20. Oktober 2020

„42 Grad“ und es wird noch heißer

In Wolf Harlanders Roman bricht der Kampf ums Wasser aus

Lesezeit: 3 min.

Sommer, Sonne, Sonnenschein. Fehlt nur noch die Abkühlung. Doch was ist, wenn kein Wasser aus dem Hahn kommt, Flüsse und Seen austrocknen und Sprudelwasser knapp wird? Das beleuchtet Journalist Wolf Harlander in seinem Öko-Thriller „42 Grad“ – und natürlich wird es im Lauf der Geschichte noch heißer.

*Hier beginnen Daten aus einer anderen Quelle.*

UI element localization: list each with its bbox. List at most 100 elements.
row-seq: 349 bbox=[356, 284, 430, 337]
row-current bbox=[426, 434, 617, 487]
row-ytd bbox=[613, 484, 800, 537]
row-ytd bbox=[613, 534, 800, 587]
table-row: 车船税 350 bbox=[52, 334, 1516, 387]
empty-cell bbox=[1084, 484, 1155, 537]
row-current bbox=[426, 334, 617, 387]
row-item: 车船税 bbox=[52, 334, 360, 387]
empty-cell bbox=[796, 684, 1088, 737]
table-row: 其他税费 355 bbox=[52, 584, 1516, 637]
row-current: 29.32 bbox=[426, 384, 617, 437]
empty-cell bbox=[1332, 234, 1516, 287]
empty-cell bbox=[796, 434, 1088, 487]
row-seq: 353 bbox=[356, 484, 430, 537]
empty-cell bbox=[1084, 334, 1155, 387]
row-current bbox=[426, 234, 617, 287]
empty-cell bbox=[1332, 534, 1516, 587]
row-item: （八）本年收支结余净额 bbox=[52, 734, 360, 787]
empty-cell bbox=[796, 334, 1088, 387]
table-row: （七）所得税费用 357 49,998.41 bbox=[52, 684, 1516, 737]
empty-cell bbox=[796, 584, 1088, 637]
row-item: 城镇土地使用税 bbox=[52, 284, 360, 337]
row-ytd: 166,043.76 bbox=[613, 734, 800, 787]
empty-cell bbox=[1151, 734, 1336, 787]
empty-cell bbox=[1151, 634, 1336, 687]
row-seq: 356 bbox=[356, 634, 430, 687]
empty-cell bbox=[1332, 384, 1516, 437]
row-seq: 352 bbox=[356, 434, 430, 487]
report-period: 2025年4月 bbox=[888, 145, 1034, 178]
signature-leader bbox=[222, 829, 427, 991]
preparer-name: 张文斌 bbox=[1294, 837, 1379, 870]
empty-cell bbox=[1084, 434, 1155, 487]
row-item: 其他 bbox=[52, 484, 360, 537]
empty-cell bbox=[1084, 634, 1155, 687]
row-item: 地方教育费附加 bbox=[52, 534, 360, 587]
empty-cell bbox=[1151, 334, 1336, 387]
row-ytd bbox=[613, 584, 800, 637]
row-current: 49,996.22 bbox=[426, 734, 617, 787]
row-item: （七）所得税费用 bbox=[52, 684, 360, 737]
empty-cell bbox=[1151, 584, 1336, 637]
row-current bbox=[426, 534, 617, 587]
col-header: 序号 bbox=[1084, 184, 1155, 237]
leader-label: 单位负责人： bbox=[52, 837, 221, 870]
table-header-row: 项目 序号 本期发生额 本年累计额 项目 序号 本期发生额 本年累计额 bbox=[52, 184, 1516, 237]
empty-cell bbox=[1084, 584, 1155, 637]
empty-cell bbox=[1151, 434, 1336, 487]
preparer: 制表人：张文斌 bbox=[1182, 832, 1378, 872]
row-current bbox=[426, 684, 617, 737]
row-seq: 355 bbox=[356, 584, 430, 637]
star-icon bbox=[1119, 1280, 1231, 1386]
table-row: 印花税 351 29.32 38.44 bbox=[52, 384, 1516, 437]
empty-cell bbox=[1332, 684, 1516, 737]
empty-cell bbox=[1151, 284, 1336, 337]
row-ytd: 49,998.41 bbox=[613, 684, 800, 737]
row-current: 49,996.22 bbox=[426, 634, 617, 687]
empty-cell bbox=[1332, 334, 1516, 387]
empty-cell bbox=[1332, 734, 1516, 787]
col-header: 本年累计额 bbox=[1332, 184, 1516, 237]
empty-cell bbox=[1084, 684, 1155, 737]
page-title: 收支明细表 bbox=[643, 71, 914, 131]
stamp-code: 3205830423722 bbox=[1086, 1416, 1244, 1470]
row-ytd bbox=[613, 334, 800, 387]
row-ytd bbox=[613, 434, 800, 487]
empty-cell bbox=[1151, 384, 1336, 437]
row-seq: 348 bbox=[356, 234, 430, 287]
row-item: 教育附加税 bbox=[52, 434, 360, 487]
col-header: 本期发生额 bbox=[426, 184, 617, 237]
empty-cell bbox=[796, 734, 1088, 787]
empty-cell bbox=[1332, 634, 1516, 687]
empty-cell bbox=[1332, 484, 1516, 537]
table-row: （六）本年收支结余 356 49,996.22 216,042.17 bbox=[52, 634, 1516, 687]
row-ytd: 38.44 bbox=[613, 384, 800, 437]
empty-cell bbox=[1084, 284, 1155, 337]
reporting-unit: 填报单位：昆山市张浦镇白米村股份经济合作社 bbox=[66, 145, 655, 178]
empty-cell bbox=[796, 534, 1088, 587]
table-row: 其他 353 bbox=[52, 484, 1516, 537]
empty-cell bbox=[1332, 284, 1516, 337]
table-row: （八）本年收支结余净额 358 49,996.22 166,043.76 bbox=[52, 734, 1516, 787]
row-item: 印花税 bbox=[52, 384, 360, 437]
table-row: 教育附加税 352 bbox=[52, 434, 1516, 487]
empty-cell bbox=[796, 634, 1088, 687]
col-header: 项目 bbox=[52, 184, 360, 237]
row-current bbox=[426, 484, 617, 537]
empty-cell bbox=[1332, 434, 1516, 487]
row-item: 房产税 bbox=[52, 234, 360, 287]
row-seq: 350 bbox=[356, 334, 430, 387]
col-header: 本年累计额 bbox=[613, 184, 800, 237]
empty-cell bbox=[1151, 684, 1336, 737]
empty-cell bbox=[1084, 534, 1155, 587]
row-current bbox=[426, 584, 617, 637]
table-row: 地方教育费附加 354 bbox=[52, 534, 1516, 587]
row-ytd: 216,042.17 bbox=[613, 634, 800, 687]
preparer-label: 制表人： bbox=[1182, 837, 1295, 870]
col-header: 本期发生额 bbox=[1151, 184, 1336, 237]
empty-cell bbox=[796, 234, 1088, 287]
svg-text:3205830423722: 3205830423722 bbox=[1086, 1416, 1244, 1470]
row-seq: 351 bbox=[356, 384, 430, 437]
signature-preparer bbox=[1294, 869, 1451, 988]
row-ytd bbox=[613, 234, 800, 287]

Alles beginnt mit einem Erdbeben in Norditalien, das den Grundwasserspiegel in Nordeuropa beeinflusst. Hydrologiestudent Julius Denner entdeckt daraufhin Verwerfungen im Erdboden, die Probleme verursachen dürften. Zur selben Zeit analysiert IT-Spezialistin Elsa Forsberg Daten, die eine Wasserknappheit biblischen Ausmaßes in Europa vorhersagen. Auch anderswo häufen sich Probleme: Ingenieur Noah Luethy reist von Wasserwerk zu Wasserwerk und wundert sich über die technischen Fehlermeldungen. Manipuliert jemand die Software der Betriebe, und wenn ja, warum? Das ungewöhnliche Trio findet sich alsbald in einem Wettrennen gegen die Zeit wieder, in dem es nicht nur sprichwörtlich um Leben und Tod geht.

Elsa, Julius und Noah sind nicht die Einzigen, die sich in der Katastrophe beweisen müssen. Harlanders Leser folgen gleich mehreren Hauptfiguren über die knapp 530 Seiten hinweg. Zu den bereits erwähnten Wissenschaftlern gesellen sich THW-Mann Florian Herzog, der einen aussichtslosen Kampf gegen Waldbrände führt, die junge Mutter Kerstin Lange, die mit ihren Kindern den elterlichen Hof auf der Suche nach Wasser verlassen muss, die beiden engagierten BKA-Beamten Sarah Hansen und Titus Belling sowie der überambitionierte Staatssekretär Krause – und natürlich noch ein Bösewicht, der eigene Pläne verfolgt.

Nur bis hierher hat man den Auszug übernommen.